[What follows is an excerpt from an article headed Alex Salmond is in the US schmoozing away. But Americans won't forget in a hurry that he freed the Lockerbie bomber by Professor Tom Gallagher, a virulently anti-SNP commentator, published today on The Telegraph website:]
Whether a coincidence or not, at the start of Alex Salmond’s five-day visit to the United States, the Scottish National Party has suddenly launched a peace offensive after a bruising referendum campaign that has raised fears that society will be polarised for years to come. Party sources have told a Scottish newspaper that they intend to concentrate their energies on healing political wounds if Scotland votes Yes.
But to those who recall SNP rhetoric about the party preserving the best of Britishness in a social union, it needs to be taken with a hefty pinch of salt. It smacks too much of a serial wife-beater turning round to his family after a traumatic night and saying that from now on life will be totally different.
It remains to be seen if the era of good tidings will last beyond the conclusion of Salmond’s trip which includes a speaking engagement at the IMF in Washington DC. He can turn from being a political bruiser to acting as a charmer in a matter of seconds. Unfortunately for him, plenty of Americans, both influential folk and everyday citizens, have seen both sides of the coin.
It is not only relatives of the 180 US citizens killed when a bomb blew up a Pan Am flight over Lockerbie on 21 December 1988 who were astonished when his government released the man convicted by a Scottish court, in 2001, for the attack on the grounds that he had little time left to live. The release of the Libyan national Abdelbaset al-Megrahi was announced with much fanfare on 20 August 2009. Kenny MacAskill, Scotland’s justice minister, read a long statement insisting that the decision was based on "the values, beliefs, and common humanity that defines us as Scots". Hillary Clinton, then the US Secretary of State, twice spoke to MacAskill in the hope that he would reconsider the release of al-Megrahi who, instead of dying within weeks, enjoyed a comfortable life in a Tripoli suburb until 2012. [RB: It requires a really quite special sensibility to describe taking over two years to die of cancer in a war-ravaged and militia-ridden locality as enjoying a comfortable life in a Tripoli suburb.]

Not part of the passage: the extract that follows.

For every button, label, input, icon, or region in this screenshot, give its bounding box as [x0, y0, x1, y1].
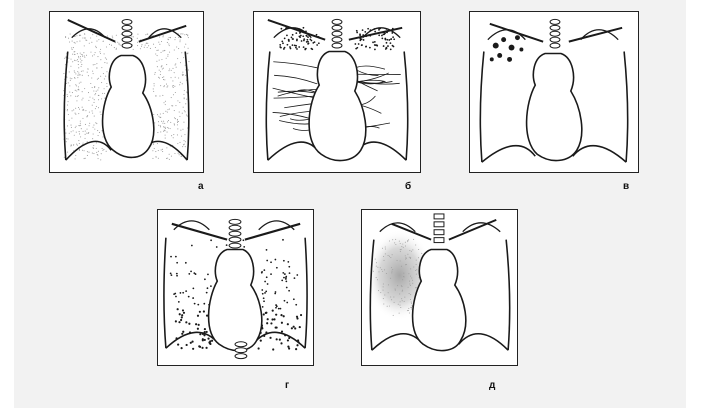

On 15 August 2009, Robert Mueller III, director of the FBI for nearly a decade, wrote to MacAskill in terms which had rarely been used between a senior US official and a friendly government:
"I have made it a practice not to comment on the actions of other prosecutors. Your decision to release al-Megrahi causes me to abandon that practice… I do so because I am familiar with the facts of the law , having been the assistant Attorney general in charge of the investigation and indictment of Megrahi in 1991. And I do so because I am outraged by your decision, blithely defended on the grounds of “compassion”’. [RB: More details about Robert Mueller’s “foolish and intemperate letter” (as I described it) can be found here. I commented: “In civilised countries decisions regarding liberation of prisoners are not placed in the hands of policemen and prosecutors, nor are they accorded a veto over those decisions. Mr Mueller (and Mr Marquise) would probably wish that this were otherwise. The rest of us can be grateful that it is not.”]
The British lawyer, Geoffrey Robertson, the first president of the UN war crimes court [RB: Not so. He sat as an appeal judge in the UN Special Court for Sierra Leone, something rather different.], observed that the decision taken was ‘lacking in compassion to every victim of terrorism and made an absurdity of the principle of punishment as a deterrent' ". [RB: Geoffrey Robertson’s idiosyncratic views on the Lockerbie case and Megrahi’s release can be followed here.]
The US Senate Foreign Relations Committee opened hearings on the affair but Salmond refused point-blank to cooperate. [RB: this is tendentious in the extreme. A more accurate account of the episode can be found here and here.]
It is hard to imagine such a scenario being played out if the Pan Am flight had exploded over Irish, Danish or even French territory. It is likely that the authorities of each of these countries would have avoided such a rupture in bilateral relations with an allied country.